GZIP compression
Modern Webservers Support Output Compression By Default
You probably don’t need to do anything for compression tuning. But, you should check the following with your hosting company:
If you want compressed responses, enable gzip or Brotli in your web server or CDN for text-based content such as HTML, CSS, JavaScript, JSON, XML, and SVG.
Do not enable compression for file types that are already compressed, such as ZIP, JPEG, PNG, WebP, MP4, and PDF.
If you use shared hosting, contact your hosting provider and ask them to enable server-level compression for your site.
Another way to check is to type your URL into this http-compression-test website.

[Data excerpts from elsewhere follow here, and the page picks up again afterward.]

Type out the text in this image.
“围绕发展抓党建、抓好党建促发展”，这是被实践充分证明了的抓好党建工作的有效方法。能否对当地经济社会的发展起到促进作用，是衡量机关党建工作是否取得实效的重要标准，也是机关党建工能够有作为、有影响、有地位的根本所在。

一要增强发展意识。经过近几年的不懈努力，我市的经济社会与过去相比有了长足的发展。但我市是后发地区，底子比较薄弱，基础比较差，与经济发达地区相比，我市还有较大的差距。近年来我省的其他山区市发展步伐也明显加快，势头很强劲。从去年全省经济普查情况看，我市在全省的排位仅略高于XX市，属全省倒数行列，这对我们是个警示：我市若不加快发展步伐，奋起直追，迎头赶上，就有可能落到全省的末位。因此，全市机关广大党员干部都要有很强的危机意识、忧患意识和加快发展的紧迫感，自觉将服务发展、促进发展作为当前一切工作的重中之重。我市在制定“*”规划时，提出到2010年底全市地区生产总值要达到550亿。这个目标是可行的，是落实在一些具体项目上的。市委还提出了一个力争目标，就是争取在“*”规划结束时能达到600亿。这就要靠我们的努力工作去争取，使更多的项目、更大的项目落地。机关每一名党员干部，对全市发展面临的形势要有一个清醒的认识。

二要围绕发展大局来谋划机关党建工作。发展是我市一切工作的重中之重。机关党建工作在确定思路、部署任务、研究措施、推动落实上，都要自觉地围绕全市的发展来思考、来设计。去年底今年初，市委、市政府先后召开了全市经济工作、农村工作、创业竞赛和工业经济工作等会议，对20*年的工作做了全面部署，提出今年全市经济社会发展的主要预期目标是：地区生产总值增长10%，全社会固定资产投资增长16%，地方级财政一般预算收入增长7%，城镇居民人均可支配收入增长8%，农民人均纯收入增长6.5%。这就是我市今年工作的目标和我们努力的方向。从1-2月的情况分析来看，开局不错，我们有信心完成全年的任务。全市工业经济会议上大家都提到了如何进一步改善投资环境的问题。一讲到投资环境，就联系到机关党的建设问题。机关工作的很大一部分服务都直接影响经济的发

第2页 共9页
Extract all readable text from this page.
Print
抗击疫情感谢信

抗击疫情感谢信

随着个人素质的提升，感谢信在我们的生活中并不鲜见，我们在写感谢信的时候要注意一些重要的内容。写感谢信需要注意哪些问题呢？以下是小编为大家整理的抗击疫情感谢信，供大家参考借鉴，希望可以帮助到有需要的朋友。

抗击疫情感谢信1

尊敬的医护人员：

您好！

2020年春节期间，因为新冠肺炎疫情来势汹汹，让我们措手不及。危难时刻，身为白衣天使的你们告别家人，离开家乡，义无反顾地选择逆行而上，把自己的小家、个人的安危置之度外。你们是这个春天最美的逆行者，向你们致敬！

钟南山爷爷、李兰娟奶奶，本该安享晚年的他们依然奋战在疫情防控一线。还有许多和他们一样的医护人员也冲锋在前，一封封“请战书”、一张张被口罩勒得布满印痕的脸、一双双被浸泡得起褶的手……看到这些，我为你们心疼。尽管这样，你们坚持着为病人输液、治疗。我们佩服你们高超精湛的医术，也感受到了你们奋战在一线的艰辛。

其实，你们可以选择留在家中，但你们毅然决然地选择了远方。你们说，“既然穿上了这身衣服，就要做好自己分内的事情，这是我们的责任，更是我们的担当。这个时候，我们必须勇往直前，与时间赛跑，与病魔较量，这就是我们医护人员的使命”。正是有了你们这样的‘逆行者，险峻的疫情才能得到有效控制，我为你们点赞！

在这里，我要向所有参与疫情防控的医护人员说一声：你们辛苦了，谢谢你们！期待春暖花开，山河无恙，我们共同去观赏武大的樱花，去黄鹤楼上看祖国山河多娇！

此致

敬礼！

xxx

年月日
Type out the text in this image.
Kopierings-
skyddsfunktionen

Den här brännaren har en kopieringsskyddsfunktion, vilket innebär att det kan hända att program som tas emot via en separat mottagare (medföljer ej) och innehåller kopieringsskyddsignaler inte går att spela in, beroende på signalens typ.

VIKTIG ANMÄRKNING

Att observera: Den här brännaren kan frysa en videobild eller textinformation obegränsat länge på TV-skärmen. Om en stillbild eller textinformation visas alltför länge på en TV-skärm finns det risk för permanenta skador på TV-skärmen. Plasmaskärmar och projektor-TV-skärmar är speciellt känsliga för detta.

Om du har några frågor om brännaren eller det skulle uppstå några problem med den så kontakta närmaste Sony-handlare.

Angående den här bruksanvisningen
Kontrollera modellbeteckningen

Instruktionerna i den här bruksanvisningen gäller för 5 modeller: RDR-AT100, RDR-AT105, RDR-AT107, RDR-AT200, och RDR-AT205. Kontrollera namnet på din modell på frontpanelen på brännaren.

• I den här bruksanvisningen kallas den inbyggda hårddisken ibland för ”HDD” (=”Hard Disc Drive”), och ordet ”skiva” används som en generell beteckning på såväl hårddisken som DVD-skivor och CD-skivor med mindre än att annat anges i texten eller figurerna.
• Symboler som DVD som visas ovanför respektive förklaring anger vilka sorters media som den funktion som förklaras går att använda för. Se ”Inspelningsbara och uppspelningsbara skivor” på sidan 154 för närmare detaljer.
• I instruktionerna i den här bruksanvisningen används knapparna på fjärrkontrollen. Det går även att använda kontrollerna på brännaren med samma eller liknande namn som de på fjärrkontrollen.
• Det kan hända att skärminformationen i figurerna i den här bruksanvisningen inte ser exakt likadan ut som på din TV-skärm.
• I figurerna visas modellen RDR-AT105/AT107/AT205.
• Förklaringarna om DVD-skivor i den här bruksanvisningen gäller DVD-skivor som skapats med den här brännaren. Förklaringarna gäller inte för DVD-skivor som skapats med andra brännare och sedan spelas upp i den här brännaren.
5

If it says your domain “IS GZIPPED” then you’re good to go. If not, talk to your hosting provider.
For Older Zen Cart versions
(The following was available within Zen Cart up until v3.0.0, because it supported older Webserver technologies which often weren’t tuned well for compression):
GZIP Compression is a technology that allows your webserver to reduce the size of pages before being transmission from server to browser. This speeds the delivery of web pages.
When to Use It
If PHP is already configured on the server with output_buffering enabled, then it is already doing this compression before transmission.
This means that if you turn on GZip compression in Zen Cart, you’re
doing compression twice, which can actually can slow things down.
To check whether your server’s PHP configuration already does this, go to
Admin > Tools > Server/Version Info.
Search the page for output_buffering and determine its setting.
If it is “On” or a number greater than “0”, leave the Zen Cart GZip setting set to 0.
If it is Off" or “0”, set enable GZIP in Zen Cart.
Another way to check is to type your URL into this http-compression-test website. If it says your domain “IS GZIPPED” then you can leave the setting at 0 in Zen Cart.